Clegg & Guttmann

15 gennaio 2008

Napoli, Lia Rumma

È logico, in pratica. Cinque “giochi” per i sensi e l’intelletto, cinque esercizi cognitivi per un concettuale-materiale che, percorrendo a ritroso il futuro, va dritto al cuore ligneo del Rinascimento. A tentoni, aguzzando la vista e drizzando le orecchie…

Chissà perché, lo Studiolo napoletano di Clegg & Guttmann (Michael Clegg, Dublino, 1957, e Martin Guttmann, Gerusalemme, 1957; vivono a New York e San Francisco) fa venire in mente la Tavola Strozzi. Forse per le pareti dipinte di verde, tra i colori di spicco della celebre veduta quattrocentesca di Napoli. Forse per il legno delle installazioni e delle tarsie che la coppia israeliana, al terzo impegno da Lia Rumma, ha scelto come testimoni di una pindarica staffetta fra il presente e il tempo in cui i signori colti e doviziosi, collezionisti esigenti e selettivi, amavano rintanarsi in uno sfaccettato microcosmo enciclopedico, congegnato a immagine e somiglianza del suo illustre inquilino e padrone: lo studiolo, appunto. Di tali scrigni è costellato il Rinascimento, parola che rimorde la coscienza di una metropoli ancora incerta sul suo recente passato e più che mai bisognosa, se non di una palingenesi, di una civile normalità. Dunque, quanto affascinante appare, qui e ora, l’utopia della città ideale, e quanto acuto il desiderio di rifugiarsi in una nicchia per lo spirito. Troppo scontato nascondersi tra i pixel di Second Life, assurdo ricreare ambienti in stile.
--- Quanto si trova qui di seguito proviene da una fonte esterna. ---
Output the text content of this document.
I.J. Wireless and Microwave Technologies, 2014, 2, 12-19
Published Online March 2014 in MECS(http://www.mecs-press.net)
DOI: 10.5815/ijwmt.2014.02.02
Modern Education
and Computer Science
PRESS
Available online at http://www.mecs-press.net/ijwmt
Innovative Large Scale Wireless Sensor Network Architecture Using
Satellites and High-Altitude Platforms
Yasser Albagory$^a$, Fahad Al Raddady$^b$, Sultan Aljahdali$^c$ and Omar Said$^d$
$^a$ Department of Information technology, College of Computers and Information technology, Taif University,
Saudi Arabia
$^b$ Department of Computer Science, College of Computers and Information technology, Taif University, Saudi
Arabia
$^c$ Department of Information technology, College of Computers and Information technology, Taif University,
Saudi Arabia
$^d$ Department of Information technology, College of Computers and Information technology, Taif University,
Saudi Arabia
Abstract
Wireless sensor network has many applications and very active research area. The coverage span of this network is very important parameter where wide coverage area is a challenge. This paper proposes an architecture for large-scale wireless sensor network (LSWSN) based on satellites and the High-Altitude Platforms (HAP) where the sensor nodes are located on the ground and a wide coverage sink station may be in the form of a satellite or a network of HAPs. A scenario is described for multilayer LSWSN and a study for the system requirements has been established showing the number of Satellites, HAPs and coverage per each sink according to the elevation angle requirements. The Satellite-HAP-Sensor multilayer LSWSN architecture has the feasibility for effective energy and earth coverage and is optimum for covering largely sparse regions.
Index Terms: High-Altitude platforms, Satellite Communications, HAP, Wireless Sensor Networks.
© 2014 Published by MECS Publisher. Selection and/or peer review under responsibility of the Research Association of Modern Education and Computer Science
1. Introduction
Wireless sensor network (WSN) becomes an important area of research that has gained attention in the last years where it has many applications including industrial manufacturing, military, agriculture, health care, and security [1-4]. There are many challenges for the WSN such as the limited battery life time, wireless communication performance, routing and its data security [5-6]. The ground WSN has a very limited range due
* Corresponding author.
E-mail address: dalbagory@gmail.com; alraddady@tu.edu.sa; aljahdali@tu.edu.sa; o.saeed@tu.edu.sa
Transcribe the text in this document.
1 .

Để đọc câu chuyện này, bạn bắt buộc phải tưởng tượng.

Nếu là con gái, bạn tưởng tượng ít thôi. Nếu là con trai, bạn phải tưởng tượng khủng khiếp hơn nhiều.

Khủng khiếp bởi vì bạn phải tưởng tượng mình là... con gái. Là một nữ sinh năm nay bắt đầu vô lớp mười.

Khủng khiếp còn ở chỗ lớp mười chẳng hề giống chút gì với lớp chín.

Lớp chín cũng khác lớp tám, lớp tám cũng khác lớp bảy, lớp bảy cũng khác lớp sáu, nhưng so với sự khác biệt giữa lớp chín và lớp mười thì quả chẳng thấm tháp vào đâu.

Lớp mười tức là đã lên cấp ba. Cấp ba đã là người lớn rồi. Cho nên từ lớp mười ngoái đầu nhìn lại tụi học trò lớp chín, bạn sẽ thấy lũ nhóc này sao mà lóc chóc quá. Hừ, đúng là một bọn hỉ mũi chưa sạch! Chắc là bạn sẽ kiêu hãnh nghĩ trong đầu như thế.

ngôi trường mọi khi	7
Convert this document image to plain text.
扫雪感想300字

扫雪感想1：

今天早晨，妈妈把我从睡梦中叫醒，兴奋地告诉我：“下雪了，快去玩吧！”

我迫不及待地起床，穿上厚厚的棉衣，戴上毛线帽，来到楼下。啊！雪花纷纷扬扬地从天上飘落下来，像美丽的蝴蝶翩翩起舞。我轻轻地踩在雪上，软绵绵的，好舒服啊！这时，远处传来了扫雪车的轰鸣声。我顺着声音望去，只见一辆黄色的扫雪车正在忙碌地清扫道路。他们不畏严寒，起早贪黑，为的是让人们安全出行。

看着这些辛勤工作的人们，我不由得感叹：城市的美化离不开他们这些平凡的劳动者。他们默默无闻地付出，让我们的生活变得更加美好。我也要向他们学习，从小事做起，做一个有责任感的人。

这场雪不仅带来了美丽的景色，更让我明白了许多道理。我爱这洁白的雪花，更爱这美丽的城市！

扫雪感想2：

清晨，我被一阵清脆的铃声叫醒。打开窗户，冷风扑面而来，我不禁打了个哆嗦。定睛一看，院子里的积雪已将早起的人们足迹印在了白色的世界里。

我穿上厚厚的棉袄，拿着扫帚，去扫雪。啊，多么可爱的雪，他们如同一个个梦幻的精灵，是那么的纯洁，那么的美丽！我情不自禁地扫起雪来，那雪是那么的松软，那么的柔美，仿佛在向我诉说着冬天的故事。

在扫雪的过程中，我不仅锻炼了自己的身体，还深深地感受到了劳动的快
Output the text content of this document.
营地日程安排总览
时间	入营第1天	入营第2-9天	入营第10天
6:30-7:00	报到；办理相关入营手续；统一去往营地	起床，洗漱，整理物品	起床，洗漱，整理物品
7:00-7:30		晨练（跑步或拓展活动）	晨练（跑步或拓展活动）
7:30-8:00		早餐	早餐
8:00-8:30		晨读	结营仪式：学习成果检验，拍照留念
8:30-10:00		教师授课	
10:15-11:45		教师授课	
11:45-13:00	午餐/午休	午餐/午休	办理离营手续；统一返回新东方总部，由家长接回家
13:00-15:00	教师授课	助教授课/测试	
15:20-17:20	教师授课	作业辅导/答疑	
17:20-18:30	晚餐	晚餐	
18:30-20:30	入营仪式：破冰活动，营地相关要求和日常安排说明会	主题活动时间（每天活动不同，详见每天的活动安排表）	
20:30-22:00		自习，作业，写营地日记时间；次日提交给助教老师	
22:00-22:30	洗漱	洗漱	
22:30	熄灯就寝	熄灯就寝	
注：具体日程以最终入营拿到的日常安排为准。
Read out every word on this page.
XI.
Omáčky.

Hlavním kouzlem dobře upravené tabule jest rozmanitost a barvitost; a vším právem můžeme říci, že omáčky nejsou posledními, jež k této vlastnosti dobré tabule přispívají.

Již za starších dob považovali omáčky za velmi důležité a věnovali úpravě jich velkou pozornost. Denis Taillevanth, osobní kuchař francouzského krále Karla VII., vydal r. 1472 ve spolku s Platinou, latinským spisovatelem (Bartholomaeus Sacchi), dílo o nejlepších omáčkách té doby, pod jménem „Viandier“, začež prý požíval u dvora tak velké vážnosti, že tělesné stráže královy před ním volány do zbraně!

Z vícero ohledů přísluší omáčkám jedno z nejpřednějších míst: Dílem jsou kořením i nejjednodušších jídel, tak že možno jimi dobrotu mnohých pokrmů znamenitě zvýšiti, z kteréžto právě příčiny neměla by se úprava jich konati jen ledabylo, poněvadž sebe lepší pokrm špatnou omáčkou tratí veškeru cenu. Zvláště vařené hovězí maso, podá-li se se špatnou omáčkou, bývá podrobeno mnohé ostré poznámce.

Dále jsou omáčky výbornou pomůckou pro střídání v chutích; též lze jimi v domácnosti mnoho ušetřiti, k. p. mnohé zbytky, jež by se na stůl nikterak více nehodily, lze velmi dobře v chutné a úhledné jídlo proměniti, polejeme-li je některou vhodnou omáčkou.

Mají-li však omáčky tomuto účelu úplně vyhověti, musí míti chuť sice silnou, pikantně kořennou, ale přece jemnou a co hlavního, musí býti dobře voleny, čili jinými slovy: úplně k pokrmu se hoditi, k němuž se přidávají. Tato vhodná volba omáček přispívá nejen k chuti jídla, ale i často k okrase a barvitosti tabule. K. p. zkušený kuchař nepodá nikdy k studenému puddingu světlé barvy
Così, sull’ossatura della Storia, Clegg & Guttmann progettano un itinerario logico-sensibile attraverso cinque “esercizi cognitivi” e, in antitesi rispetto al loro maestro Kosuth, rileggono il concettuale quale esperienza pratica, agìta attraverso la stimolazione fisica. Una vocazione empirica che, da Galileo, Campanella e Bacon, retrocede fino all’assioma tomistico “niente è nell’intelletto che non sia stato prima nel senso”, per rinchiudersi nella Sfera musicale, dove le proiezioni, associate ai suoni, evocando la Caverna platonica, ricordano il diaframma frapposto tra la realtà e la sua percezione.

Una “macchina del pensiero” fatta di semplici geometrie che, coinvolgendo soprattutto vista, tatto e udito, sollecita a organizzare in anomale categorie il catalogo d’una biblioteca piramidale, sfida a coordinare l’uno e il molteplice in un Canone tra mandolini (molto site specific) e invita, dopo averlo tastato, a ricostruire con memoria e gessetti l’Oggetto nascosto nella “torre” circondata da una lavagna spiraliforme. Esplicito il riferimento a Bruegel nel titolo dato alle pedane di altezza graduale su cui svolgere un “passaparola” grafico: i Cinque ciechi (altro lavoro fortemente partenopeo, essendo il dipinto citato custodito nel Museo di Capodimonte). E molto c’è di fiammingo nelle foto in mostra: la luce piatta e diffusa, i toni caldi degli ocra e dei marroni, la trasgressione dei rapporti di proporzione e dei piani prospettici e, soprattutto, il paesaggio, “prolungamento virtuale” dello studiolo, nel quale smilze figurine ispirate a Bosch e Cranach intrecciano girotondi e danze macabre.

Un Eden primordiale su cui incombe la (post) modernità, dove la dicotomia natura/cultura tanto cara all’arte contemporanea si riaffaccia, per catapultare lo spettatore in un inquietante futuro remoto.